For some reason, the Islamic scholars who do accept that the ancient Arabs used the same calendar as everyone else want to align it to other Semitic calendars (such as the Jewish calendar) in an impossible way, with Dhu al-Hajjah (the month of pilgrimage) being equated to Nisan (the first month of the religious calendar) in the Jewish calendar. This simply baffles me. It puts the month of heat when it isn’t hot and the dry months when it’s not dry and the “first spring” when flowers aren’t blooming and fresh grass isn’t growing. The only solution I can imagine is a desire to make the Passover in the holiest month of Islam based on some impossible hadith about the exodus I haven’t yet read.
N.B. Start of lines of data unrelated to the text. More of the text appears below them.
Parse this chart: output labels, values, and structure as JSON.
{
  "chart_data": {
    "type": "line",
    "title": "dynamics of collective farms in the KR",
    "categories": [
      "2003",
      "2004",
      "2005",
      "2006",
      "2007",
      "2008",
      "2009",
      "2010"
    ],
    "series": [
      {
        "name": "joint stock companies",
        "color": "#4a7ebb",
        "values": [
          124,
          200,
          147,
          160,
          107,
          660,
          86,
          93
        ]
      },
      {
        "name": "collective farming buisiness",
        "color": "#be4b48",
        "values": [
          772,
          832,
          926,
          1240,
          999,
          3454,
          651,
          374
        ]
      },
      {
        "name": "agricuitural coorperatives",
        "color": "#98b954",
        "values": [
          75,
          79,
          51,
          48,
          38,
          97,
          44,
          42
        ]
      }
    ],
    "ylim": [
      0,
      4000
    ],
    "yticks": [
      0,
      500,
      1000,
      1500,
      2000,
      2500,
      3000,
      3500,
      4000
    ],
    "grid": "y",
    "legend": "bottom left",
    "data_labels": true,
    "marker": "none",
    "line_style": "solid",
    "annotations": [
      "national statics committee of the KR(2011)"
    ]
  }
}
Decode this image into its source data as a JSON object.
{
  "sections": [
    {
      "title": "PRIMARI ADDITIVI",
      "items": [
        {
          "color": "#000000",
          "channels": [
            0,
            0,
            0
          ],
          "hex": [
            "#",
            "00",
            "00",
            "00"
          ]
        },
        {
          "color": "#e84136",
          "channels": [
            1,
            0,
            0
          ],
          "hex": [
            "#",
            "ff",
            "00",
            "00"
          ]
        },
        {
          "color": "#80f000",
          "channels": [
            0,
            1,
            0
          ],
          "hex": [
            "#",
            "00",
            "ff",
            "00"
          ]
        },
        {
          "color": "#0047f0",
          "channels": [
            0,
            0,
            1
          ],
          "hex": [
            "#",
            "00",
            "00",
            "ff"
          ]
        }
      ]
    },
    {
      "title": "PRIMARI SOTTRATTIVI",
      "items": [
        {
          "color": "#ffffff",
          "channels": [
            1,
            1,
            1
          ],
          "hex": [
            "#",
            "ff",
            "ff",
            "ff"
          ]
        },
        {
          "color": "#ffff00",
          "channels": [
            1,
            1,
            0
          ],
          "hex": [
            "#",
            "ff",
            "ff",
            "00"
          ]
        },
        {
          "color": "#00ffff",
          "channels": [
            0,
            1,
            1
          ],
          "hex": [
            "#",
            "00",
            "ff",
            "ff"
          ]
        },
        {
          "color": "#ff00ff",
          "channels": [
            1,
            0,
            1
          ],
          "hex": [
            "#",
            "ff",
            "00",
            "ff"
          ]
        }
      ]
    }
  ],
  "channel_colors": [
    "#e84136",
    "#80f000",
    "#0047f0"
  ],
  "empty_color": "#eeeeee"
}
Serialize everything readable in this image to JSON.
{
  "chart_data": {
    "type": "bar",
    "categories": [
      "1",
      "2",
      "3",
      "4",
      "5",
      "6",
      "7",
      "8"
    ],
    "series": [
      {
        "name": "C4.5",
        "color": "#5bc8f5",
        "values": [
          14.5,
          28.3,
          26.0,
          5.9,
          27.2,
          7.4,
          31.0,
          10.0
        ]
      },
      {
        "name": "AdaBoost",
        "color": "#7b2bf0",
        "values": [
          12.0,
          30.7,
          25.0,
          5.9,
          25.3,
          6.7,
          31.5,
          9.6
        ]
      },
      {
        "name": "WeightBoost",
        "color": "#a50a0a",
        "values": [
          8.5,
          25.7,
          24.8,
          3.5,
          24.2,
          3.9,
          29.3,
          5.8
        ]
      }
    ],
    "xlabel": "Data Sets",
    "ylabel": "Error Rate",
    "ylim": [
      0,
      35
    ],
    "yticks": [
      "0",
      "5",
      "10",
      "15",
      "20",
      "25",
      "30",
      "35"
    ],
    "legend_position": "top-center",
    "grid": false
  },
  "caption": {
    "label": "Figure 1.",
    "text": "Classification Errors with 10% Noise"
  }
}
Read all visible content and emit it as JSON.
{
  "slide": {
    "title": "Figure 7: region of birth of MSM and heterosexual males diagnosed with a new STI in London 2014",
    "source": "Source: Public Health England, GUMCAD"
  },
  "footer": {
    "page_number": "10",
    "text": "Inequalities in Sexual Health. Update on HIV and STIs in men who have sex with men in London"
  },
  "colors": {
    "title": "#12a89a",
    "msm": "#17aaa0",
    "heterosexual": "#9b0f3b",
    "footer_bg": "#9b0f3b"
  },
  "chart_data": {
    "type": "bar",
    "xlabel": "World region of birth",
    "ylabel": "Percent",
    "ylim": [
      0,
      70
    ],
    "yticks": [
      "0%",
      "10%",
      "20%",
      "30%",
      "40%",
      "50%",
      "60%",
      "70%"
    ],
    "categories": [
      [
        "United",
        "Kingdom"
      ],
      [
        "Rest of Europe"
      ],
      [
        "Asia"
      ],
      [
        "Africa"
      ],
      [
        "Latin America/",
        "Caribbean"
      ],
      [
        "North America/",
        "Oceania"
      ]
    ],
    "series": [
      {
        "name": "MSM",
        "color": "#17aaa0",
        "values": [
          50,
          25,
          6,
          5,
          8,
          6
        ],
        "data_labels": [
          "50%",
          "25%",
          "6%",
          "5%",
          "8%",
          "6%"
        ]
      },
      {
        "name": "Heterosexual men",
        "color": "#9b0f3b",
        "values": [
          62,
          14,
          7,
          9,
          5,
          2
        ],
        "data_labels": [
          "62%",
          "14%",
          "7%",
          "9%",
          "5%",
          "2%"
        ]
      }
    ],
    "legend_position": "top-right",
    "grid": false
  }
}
The other dominant view, that al-Muḥarram (the first month of the Islamic calendar) is Tisheri (the first month of the secular/kingly religious calendar of the Jews), is more more likely. All the names of the months line up reasonably closely with their descriptions. Yet the alignment still seems off–half the time, it’s still rainy when the first dry month comes, and it’s not super hot when the hot month comes, and the camels’ milk drying up seems a bit off in timing, too.

I think the people who wanted this calendar were also trying to align Nisan, but to the holy month of Rajab instead, and they wanted to align the first month of the Islamic year with the first month of the Hebrew political calendar. I think this is misguided. I really don’t believe the Arabs were that influenced by Jewish traditions over any other. I think the first sacred month was just in the middle of camel-birthing season, and that’s why it was a truce-month.

The dates given for the major raids on the Qurayshi caravans also fit my timeline a lot better, as they’re concentrated in February through April using the conventional Islamic date conversions when the Islamic sources universally assert that the summer caravans went to Syria. My calendar makes them make sense–the raids on caravans end up being in the very late spring or the summer, just like they should be.

This means, unfortunately, that every single date that I have in the Gregorian calendar record of my timeline needs to be corrected, because they are all terribly wrong!